The collection is arranged in three series:

  1. Series I. Biographical and Personal, 1933-2015 (#1.1-10.12)
  2. Series II. Correspondence, 1945-2015 (#10.13-30.9)
  3. Series III. Professional, 1950-2008 (#30.10-39.8, FD.1)

Physical Location

Collection stored off site: researchers must request access 36 hours before use.
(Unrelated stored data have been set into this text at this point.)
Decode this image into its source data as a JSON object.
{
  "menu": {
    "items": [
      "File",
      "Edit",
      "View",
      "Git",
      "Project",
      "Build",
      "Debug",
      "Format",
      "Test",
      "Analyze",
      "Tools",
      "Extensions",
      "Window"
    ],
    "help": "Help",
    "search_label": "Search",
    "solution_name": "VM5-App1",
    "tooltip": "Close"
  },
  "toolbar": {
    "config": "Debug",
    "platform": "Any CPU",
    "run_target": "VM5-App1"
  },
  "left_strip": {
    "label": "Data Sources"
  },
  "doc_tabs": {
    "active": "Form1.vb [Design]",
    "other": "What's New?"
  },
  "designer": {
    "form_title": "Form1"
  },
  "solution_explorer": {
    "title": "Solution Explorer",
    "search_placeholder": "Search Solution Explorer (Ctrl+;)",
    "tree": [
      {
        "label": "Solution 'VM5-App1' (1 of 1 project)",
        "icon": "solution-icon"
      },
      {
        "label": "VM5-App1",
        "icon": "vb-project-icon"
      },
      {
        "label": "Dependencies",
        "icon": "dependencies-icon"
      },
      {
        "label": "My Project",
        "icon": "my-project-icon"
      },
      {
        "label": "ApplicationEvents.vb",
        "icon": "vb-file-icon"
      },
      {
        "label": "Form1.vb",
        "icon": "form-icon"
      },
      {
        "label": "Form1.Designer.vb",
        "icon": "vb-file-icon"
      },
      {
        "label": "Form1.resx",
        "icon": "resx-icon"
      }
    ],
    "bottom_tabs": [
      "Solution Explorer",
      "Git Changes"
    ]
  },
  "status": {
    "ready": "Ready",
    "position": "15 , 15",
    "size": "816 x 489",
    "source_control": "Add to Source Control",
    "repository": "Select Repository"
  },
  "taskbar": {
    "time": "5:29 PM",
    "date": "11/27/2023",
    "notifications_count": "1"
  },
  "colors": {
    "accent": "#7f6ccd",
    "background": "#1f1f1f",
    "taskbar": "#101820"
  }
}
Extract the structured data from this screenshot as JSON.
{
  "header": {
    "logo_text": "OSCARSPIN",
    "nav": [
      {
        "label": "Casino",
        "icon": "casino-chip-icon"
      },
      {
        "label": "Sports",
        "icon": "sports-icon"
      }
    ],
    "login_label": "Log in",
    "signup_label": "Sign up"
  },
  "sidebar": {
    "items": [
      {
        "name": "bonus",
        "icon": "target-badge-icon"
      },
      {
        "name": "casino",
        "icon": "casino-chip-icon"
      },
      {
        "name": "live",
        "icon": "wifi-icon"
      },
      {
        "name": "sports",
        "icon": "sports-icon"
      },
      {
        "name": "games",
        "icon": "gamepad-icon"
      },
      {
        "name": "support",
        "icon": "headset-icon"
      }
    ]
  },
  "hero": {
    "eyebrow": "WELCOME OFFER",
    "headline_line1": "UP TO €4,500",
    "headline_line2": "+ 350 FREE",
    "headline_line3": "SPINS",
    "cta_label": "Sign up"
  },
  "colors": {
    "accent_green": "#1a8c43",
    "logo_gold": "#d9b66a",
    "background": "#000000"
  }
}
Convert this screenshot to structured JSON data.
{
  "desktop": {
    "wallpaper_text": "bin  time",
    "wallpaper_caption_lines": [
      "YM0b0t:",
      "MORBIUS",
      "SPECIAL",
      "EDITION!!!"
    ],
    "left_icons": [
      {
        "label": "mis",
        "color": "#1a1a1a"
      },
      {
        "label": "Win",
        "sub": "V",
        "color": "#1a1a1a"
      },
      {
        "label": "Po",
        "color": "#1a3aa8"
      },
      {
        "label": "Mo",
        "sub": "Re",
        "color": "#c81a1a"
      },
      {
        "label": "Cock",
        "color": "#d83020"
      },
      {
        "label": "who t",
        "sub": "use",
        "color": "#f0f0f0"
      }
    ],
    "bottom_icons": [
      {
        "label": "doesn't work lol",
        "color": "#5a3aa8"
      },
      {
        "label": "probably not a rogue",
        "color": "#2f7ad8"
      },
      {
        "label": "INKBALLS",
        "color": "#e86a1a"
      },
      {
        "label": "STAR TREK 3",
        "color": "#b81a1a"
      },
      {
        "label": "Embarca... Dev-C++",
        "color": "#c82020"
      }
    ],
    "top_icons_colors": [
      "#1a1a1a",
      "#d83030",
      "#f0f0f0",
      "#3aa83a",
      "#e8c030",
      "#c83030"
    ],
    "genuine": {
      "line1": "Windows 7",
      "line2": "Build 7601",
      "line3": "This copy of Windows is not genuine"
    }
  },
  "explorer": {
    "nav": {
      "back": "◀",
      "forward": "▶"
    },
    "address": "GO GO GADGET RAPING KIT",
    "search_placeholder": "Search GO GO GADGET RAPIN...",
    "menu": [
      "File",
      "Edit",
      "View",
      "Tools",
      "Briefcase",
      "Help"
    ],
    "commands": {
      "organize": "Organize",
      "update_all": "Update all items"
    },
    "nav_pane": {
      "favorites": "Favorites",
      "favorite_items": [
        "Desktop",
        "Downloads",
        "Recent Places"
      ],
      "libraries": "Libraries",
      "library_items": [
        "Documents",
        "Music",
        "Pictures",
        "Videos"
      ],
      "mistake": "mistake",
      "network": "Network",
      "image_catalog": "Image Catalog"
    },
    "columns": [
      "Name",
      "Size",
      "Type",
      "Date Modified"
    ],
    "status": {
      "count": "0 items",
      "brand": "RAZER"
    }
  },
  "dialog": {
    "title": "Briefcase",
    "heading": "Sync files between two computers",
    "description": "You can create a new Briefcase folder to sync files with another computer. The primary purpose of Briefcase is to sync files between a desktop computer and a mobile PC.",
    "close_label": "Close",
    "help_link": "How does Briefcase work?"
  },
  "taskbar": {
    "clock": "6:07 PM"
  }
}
Immediate Source of Acquisition

Accession numbers: 2009-M142, 2015-M174, 2015-M196, 2016-M13

The papers of Jean Lunn were given to the Schlesinger Library by Jean Lunn and her executor, Carl Scovel, between July 2009 and January 2016.

Related Materials

There is related material at the Haverford College Quaker & Special Collections: see the Papers of John Davision (Coll.839) and the John Davison Papers: Additions, 1939-1999 (Coll.839.1).

Processing Information

Processed: February 2019

By: Susan Earle, with assistance from Henry Shull and Ashley Thomas

The Schlesinger Library attempts to provide a basic level of preservation and access for all collections, and does more extensive processing of higher priority collections as time and resources permit.  Finding aids may be updated periodically to account for new acquisitions to the collection and/or revisions in arrangement and description.

Title
Lunn, Jean. Papers of Jean Lunn, 1933-2015 (inclusive), 1955-2010 (bulk): A Finding Aid
Author
Arthur and Elizabeth Schlesinger Library on the History of Women in America
Language of description
eng
Sponsor
Processing of this collection was made possible by the Ware Acquisitions Fund at the Schlesinger Library and the Archival Processing Fund.
EAD ID
sch01648

Repository Details

Part of the Schlesinger Library, Radcliffe Institute Repository

The preeminent research library on the history of women in the United States, the Schlesinger Library documents women's lives from the past and present for the future. In addition to its traditional strengths in the history of feminisms, women’s health, and women’s activism, the Schlesinger collections document the intersectional workings of race and ethnicity, gender, sexuality, and class in American history.